Ich lese weiter, nun die bekannte, märchenhafte Weihnachtsgeschichte »Bergkristall«, die erzählt, wie die Geschwisterkinder Konrad und Sanna in einer eiskalten Hochgebirgslandschaft zwischen Gletschern, Eishöhlen und Schneefeldern in Todesgefahr geraten. Hieß nicht der verheerende Wirbelsturm vor ein paar Jahren in der Karibik »El Niño« »Christkind«?

Und dann finde ich die faszinierende Erzählung »Waldsteig«. Auch sie handelt von Verirrung und Heilung.
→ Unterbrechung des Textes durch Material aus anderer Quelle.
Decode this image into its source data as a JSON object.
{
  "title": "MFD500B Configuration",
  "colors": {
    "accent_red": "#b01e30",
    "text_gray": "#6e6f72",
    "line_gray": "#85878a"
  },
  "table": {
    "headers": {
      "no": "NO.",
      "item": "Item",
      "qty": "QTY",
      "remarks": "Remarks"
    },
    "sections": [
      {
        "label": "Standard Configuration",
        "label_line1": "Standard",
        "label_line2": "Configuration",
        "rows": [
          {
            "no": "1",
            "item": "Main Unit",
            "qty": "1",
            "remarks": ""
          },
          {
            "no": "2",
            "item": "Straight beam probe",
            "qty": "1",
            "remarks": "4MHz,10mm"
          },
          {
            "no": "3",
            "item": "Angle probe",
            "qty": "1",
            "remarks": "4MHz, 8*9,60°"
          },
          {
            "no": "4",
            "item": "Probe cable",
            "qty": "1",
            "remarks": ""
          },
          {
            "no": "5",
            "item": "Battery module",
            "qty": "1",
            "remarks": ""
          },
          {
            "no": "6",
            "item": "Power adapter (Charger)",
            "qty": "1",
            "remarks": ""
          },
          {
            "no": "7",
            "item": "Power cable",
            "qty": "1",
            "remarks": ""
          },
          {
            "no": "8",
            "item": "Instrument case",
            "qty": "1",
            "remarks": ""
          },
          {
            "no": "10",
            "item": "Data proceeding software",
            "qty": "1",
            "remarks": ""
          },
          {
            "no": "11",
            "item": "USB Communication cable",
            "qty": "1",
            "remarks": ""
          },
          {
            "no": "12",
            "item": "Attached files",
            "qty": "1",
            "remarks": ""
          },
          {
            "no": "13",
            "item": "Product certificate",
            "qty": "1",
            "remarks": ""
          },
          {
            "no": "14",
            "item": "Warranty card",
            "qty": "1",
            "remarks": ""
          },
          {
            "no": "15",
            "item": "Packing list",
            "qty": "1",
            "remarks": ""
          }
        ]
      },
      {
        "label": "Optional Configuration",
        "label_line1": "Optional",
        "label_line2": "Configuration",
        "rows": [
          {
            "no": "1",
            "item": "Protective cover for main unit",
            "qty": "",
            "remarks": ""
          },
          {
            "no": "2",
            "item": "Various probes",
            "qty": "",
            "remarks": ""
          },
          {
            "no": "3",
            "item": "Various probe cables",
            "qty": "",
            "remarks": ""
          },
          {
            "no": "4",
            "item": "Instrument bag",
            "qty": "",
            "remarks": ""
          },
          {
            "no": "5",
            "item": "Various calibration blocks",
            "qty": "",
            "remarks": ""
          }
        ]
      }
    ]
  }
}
Dem neurotischen Künstler Tiburius verordnet sein Arzt eine Badekur. Nichts will helfen. Erst als sich Tiburius im Wald zwischen Felswänden und Abhängen verlaufen hat, begegnet ihm das liebliche Mädchen mit dem Erdbeerkörbchen ... Sind Adalbert Stifters Erzählungen Märchen oder doch Katastrophen-Szenarien? So weit von einander entfernt, wie wir meinten, ist vielleicht beides gar nicht, hat doch Thomas Mann sein Buch »Der Zauberberg« genannt und von einem »ironischen Spiel« gesprochen, verwandt einem Märchen.